During the COVID-19 pandemic, hospitals and health systems have fully embraced their role in responding to the public health crisis, moving mountains to offer community testing services and providing care for patients with COVID-19, even while dealing with serious cuts to their revenue models. Frontline doctors, nurses, and other medical professionals are being hailed as heroes—and rightly so, as they not only are learning how to treat an unprecedented and unpredictable virus but are also offering emotional and spiritual support to individuals who are ill and suffering, and isolated from their families. Then you have health insurers. While the rest of the healthcare industry stretches and strains to meet the pandemic’s demands, they alone have been experiencing record profits. And they’re not just passively reaping the financial benefit of patients delaying care. According to the American Hospital Association, they are actively blocking access to care and putting unnecessary burdens on providers during this pandemic.

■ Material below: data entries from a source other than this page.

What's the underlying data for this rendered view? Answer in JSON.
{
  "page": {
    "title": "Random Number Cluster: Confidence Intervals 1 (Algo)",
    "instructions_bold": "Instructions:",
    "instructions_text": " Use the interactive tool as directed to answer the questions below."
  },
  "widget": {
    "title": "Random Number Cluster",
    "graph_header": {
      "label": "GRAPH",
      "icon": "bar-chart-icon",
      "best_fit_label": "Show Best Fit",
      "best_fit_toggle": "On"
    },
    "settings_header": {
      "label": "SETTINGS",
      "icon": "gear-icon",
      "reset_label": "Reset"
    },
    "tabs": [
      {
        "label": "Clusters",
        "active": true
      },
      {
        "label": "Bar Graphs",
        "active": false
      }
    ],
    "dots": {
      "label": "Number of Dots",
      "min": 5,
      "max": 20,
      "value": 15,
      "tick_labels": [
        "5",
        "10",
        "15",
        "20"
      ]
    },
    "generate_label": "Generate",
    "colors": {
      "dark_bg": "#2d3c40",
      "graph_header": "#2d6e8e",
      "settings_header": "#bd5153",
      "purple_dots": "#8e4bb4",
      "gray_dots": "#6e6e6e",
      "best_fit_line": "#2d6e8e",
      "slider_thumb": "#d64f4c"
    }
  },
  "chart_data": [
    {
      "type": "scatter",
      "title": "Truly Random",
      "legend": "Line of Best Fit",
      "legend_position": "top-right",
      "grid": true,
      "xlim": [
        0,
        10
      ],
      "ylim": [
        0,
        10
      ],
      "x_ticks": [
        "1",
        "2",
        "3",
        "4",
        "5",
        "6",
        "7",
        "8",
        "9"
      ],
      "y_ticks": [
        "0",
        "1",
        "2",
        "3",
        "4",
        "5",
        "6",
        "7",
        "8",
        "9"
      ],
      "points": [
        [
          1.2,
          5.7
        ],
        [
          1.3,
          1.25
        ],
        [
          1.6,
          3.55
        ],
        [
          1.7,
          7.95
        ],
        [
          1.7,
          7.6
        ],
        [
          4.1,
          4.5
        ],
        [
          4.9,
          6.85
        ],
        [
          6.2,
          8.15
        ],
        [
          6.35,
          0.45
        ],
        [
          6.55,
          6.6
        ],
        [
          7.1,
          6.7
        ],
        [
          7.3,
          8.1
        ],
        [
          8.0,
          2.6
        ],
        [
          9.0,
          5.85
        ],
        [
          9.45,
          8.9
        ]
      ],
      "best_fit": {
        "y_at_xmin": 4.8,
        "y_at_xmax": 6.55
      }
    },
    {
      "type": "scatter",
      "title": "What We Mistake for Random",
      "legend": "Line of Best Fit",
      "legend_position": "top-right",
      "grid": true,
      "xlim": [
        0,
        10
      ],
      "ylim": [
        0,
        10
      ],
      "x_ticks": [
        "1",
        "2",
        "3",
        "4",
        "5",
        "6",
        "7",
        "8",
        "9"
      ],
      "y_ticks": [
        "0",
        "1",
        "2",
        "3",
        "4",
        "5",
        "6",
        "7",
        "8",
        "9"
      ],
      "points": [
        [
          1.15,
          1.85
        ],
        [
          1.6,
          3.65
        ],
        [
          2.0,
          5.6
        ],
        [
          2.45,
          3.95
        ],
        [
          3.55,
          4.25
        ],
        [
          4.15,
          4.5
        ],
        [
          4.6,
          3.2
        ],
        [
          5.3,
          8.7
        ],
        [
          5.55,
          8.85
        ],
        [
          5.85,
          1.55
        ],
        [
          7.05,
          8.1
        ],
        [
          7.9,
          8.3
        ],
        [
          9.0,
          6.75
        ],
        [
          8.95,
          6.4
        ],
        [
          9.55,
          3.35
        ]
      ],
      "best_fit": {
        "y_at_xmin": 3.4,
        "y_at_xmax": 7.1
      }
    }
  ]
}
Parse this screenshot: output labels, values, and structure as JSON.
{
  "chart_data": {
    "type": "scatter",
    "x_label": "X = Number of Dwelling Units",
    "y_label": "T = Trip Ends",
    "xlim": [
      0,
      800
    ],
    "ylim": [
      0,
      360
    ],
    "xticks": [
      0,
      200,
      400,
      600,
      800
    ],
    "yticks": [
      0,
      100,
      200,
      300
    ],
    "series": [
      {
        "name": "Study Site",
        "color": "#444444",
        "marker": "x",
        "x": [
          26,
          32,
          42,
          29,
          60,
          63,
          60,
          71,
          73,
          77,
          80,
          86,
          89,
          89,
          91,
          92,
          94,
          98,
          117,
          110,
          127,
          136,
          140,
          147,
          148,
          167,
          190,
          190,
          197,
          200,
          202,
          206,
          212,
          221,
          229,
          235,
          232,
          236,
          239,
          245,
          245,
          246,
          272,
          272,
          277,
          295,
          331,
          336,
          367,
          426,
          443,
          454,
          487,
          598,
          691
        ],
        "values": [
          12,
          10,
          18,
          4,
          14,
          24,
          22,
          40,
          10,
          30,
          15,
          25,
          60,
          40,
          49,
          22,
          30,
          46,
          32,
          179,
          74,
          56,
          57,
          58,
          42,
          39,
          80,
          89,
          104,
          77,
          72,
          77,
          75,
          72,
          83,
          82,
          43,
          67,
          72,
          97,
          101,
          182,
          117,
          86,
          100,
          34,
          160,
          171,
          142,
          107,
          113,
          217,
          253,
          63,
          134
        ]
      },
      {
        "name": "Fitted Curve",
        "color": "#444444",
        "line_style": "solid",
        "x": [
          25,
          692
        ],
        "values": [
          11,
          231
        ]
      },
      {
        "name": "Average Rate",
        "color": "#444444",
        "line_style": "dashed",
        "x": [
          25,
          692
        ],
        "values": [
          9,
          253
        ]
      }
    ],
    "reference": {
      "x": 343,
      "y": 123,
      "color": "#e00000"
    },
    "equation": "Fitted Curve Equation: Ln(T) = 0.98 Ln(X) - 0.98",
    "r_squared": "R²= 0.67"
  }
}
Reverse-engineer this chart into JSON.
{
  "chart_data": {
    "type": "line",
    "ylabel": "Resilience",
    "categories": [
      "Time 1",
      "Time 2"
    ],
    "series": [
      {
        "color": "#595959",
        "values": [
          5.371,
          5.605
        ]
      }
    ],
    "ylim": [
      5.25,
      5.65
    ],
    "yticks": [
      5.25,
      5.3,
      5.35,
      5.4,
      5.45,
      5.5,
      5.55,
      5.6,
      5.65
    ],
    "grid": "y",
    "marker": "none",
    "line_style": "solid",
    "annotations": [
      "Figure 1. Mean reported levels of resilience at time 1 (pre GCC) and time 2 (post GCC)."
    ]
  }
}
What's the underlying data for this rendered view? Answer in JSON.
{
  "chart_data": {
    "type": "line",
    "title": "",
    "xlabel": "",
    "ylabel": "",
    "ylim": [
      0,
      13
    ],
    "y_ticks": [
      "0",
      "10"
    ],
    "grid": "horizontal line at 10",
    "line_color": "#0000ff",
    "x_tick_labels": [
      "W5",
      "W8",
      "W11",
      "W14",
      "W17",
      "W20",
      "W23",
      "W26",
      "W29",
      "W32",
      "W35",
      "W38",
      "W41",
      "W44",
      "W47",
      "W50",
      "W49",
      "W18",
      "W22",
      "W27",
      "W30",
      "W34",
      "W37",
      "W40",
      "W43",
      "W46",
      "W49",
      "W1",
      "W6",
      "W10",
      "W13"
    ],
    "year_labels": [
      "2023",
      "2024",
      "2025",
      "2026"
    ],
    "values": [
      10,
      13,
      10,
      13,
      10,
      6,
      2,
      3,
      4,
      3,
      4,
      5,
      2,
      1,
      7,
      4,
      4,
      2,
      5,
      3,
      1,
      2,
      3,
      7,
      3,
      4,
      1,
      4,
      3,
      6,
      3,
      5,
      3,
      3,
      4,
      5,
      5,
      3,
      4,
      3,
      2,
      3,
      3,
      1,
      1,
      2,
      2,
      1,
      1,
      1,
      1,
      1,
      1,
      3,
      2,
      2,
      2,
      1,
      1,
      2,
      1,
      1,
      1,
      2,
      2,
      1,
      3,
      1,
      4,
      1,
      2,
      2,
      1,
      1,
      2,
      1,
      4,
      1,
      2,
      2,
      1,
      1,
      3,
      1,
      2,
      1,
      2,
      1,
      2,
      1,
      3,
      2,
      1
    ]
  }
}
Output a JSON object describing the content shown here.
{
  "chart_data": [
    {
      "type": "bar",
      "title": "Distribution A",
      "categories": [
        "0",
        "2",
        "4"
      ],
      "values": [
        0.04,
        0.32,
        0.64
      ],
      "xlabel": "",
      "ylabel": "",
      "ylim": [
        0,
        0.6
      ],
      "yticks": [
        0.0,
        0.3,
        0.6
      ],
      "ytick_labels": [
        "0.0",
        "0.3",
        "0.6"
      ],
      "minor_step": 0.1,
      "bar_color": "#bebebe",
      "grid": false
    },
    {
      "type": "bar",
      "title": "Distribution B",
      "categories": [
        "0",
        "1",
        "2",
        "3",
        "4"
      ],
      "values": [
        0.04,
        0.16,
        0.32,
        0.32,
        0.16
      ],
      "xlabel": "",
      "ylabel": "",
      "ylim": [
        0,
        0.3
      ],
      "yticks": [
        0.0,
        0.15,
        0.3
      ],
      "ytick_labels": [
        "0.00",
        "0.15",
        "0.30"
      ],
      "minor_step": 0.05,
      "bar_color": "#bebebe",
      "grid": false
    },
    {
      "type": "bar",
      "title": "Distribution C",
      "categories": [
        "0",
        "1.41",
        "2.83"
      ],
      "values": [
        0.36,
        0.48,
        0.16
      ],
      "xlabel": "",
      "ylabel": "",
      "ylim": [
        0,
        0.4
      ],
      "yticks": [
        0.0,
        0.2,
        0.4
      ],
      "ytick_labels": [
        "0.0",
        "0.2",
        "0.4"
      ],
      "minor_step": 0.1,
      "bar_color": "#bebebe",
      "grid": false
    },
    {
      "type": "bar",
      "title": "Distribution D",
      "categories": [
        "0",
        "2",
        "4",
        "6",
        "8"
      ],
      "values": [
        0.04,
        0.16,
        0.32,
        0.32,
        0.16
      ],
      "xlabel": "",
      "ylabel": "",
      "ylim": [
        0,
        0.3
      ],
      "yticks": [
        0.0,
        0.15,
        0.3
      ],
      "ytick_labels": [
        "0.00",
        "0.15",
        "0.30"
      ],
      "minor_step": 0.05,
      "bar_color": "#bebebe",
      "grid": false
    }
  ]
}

From unfairly denying coverage of emergency services to refusing to pay providers for certain kinds of inpatient cases, to launching new reporting requirements for labs, to refusing to pay for COVID-19 tests, the AHA has no shortage of proof points to back up its argument.
Health insurers stockpile savings while hospitals battle costly pandemic
On October 27, 2020, Law 360 reported that health insurers have been hoarding premium dollars during COVID-19, including refusing to cover emergency care they decide isn't warranted. Are we really all in this together?